When the Roses Come Again

Rating: ★★★★

View album and artist details

Album and Artist Details

Artist/band:

Daniel Bachman

Label:

Three Lobed Recordings

March/2024

With When the Roses Come Again, finger-style guitarist extraordinaire Daniel Bachman has officially ventured beyond the local solar system and crossed into interstellar space where, like NASA’s Voyager spacecraft, he is maintaining communication with fellow Earthlings. In contrast with 2022’s Almanac Behind, which grimly charted rapid environmental change through a collage of field recordings and filtered instrumental tracks, When the Roses Come Again represents a decidedly more elegiac, poetical and frankly palatable sonic adventure.

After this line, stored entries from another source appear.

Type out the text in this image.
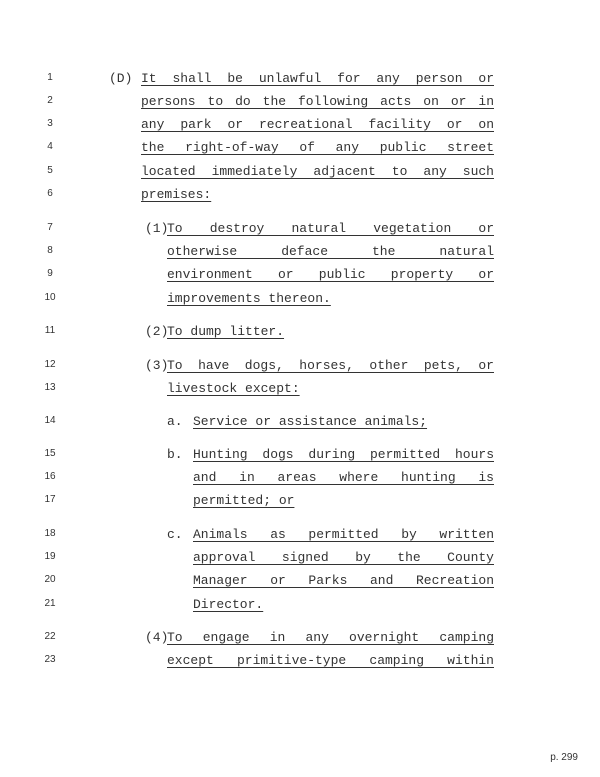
p. 299
1	(D) It shall be unlawful for any person or
2	persons to do the following acts on or in
3	any park or recreational facility or on
4	the right-of-way of any public street
5	located immediately adjacent to any such
6	premises:
7	(1)
To destroy natural vegetation or
8	otherwise deface the natural
9	environment or public property or
10	improvements thereon.
11	(2)
To dump litter.
12	(3)
To have dogs, horses, other pets, or
13	livestock except:
14	a. Service or assistance animals;
15	b. Hunting dogs during permitted hours
16	and in areas where hunting is
17	permitted; or
18	c. Animals as permitted by written
19	approval signed by the County
20	Manager or Parks and Recreation
21	Director.
22	(4)
To engage in any overnight camping
23	except primitive-type camping within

Recorded on a laptop in a cabin Bachman was helping to restore in the Virginia woods, the album’s 15 tracks are stitched together to form a sequential song cycle. Their titles, such as ‘Neath the shadow, down the meadow’, ‘Someone straying, long delaying’ and ‘All their sadness turned to gladness’, are taken from lyrics to the folk song ‘When the Roses Come Again’, released by the Carter Family in 1933, close to the beginning of their career. Using guitar, banjo, fiddle, homemade mouth bow, percussion pad and various electronic effects, Bachman improvised and then post-produced a patchwork quilt of beguiling melodies, frayed harmonies, ambient tonal colours and tranquilising rhythmic textures, augmented in parts by handbells and harmonium samples played by Tyler Magill. With a soundscape closer to Terry Riley than John Fahey, When the Roses Come Again is supremely habitable for fans of both artists.